S. Bröer,¹ S. Balkrishna,¹ H.-P. Schneider² and J.W. Deitmer,² ¹Research School of Biology, Australian National University, Canberra, ACT 0200, Australia and ²Allgemeine Zoologie, Fachbereich Biology, Technical University of Kaiserslautern, Kaiserslautern, D-67653 Germany.

The glutamine transporter SNAT3 plays a pivotal role in the release of glutamine from brain astrocytes, the uptake and release of glutamine from hepatocytes and the uptake of glutamine in epithelial cells of the kidney. SNAT3 has a complex mechanism involving the cotransport of Na+ and the antiport of protons. In addition substrate-dependent and independent ion-conductances are observed. In order to understand the mechanism of the transporter in more detail, we explored the ion translocation pathway by experimental and theoretical approaches.

Until recently, database searches have not revealed homology to any known transporter structure. Comparison of hydropathy plots of the hydantoin permease Mhp1 with the hydropathy plot of SNAT3, however, revealed a significant similarity allowing us to generate a homology model of the transporter. The SNAT3 model suggests an overall topology that is similar to the Mhp1 structure. In this model helix 1 and 6 are lining the translocation pore and a putative Na+-binding site was identified involving residues asparagine 76, methionine 79 in helix 1 and valine 377 and threonine 380 in helix 8.

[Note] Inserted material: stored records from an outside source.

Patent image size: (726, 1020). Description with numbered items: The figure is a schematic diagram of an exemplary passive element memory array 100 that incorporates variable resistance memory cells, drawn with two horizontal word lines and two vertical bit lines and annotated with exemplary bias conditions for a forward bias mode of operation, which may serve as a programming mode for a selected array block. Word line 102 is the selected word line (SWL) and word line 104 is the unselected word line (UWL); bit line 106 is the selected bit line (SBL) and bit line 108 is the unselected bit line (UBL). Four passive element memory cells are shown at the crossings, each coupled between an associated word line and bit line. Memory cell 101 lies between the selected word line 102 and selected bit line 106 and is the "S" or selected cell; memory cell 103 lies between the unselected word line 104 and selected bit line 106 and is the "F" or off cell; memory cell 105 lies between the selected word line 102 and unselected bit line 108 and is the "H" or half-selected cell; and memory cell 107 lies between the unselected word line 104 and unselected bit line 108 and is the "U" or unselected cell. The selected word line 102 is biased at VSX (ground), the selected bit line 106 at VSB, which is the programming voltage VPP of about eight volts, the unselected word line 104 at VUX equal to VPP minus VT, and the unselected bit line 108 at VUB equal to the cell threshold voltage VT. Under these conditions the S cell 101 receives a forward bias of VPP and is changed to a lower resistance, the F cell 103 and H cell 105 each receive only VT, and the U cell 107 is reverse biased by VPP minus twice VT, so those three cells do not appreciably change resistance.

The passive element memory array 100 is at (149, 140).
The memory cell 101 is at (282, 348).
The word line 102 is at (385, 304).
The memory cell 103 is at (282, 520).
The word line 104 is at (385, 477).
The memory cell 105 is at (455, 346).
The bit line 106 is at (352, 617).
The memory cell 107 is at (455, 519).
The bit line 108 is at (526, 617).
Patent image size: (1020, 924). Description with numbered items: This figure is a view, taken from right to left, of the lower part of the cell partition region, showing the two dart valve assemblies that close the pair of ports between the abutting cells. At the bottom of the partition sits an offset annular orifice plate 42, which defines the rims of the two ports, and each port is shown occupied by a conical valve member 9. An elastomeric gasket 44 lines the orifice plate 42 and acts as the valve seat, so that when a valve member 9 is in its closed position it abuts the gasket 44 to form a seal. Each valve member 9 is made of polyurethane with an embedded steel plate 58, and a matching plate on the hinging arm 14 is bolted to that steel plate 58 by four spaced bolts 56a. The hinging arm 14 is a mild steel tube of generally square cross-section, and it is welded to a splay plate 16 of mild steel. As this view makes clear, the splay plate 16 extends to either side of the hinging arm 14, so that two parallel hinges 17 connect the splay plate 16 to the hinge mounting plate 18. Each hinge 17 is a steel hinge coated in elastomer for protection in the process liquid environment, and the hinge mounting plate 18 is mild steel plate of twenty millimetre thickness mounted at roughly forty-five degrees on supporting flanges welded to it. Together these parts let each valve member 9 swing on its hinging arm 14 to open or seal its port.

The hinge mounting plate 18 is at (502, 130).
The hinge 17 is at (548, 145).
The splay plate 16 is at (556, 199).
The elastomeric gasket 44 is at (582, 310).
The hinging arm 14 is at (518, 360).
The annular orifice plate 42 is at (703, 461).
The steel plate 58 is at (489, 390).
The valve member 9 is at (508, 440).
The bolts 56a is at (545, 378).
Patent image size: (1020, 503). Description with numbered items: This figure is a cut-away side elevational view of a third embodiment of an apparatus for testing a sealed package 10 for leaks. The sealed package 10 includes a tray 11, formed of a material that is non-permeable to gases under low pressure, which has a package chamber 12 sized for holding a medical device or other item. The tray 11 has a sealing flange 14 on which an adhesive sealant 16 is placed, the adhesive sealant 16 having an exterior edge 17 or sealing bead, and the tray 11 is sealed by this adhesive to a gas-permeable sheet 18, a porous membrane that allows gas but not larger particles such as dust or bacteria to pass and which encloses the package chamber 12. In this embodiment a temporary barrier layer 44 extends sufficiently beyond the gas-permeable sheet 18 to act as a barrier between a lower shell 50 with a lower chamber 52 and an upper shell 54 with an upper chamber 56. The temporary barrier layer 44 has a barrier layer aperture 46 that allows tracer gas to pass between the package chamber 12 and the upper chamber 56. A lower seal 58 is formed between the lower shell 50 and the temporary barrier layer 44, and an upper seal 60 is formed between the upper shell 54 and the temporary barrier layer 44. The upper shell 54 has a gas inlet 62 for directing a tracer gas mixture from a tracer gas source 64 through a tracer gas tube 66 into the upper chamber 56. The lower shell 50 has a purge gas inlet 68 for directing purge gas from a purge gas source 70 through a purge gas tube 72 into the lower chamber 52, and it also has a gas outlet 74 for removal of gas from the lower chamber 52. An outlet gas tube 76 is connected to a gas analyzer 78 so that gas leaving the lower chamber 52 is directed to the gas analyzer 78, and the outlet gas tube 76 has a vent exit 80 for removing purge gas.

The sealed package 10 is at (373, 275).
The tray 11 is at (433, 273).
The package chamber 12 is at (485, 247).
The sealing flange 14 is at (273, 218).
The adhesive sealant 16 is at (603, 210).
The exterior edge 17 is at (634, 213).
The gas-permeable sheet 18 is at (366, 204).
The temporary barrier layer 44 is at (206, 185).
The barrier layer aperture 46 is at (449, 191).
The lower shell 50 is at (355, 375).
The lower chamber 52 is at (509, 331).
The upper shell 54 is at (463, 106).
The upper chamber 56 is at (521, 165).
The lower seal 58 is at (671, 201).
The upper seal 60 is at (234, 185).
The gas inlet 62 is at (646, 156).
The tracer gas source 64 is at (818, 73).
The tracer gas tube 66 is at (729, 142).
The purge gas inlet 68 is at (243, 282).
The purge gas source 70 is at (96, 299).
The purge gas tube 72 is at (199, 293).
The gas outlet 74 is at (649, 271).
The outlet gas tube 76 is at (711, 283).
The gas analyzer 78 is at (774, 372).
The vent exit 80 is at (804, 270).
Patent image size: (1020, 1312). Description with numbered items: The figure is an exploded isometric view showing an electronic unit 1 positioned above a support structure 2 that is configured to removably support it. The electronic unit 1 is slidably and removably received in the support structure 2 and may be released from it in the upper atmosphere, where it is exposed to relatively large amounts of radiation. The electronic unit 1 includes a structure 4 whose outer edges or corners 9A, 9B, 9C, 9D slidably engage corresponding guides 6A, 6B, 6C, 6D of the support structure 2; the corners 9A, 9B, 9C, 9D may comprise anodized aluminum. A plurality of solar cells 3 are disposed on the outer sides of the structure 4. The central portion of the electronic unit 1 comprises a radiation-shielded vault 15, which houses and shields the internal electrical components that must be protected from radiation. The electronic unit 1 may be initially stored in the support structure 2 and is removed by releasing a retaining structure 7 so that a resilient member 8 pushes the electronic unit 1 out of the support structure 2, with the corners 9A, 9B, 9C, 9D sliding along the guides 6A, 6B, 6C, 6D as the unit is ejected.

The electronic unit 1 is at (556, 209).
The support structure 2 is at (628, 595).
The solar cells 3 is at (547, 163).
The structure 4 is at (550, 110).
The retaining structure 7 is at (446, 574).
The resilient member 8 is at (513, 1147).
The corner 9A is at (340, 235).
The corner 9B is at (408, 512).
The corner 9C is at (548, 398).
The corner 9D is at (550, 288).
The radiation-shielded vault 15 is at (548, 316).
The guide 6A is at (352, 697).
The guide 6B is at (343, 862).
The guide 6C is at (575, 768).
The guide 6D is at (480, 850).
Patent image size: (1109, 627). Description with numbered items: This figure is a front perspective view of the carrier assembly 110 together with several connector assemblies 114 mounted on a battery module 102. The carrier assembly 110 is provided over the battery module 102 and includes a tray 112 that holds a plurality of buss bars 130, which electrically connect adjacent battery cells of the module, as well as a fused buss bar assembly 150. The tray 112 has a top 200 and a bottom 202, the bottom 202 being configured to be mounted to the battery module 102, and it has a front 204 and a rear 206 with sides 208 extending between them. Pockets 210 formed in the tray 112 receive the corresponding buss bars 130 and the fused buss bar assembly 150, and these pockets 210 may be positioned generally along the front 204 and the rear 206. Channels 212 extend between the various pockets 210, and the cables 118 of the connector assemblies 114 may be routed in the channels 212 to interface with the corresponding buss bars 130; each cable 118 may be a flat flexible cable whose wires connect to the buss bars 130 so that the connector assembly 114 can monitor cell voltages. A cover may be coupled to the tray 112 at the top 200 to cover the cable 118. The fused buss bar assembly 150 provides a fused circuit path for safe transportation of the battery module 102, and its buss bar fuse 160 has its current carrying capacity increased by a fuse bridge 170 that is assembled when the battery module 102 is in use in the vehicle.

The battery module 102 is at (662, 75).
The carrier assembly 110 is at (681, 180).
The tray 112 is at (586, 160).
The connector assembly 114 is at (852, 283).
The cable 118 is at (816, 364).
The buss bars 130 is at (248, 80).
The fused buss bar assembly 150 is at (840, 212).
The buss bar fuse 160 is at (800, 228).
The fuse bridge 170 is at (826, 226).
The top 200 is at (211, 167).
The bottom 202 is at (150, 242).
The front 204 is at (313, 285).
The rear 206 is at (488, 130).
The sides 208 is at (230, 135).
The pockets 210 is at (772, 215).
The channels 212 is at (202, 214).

In line with this model we previously found that mutation of threonine 380 and of asparagine 76 changed the permeability properties of the transporter. Mutation of valine 377 to larger hydrophobic residues resulted in transporters with little activity. Mutation of valine 377 to leucine, however resulted in an active transporter molecule. This conservative exchange abolished the substrate-dependent conductance at pH 8.4, but not at pH 7.4. This is opposite to the change observed in a threonine 380 to alanine substitution, where the conductance at pH 7.4 is abolished. This confirms previous observations that the transporter has different conductance properties at different pH-values. As shown previously mutation of asparagine 76 to aspartate introduces a chloride-conductance that is tightly controlled by pH. We combined this mutation with a truncation of the C-terminal histidine in order to explore whether this residue changes the pH-dependence of the conductance. In this double mutant the anion conductance was still pH-gated, but showed little rectification compared to the N76D mutant.

The results suggest that asparagine 76, valine 377 and threonine 380 line the translocation pore of the glutamine transporter SNAT3. All three residues significantly alter the conductance of the transporter which is consistent with their suggested position close to the substrate and ion binding site of the transporter.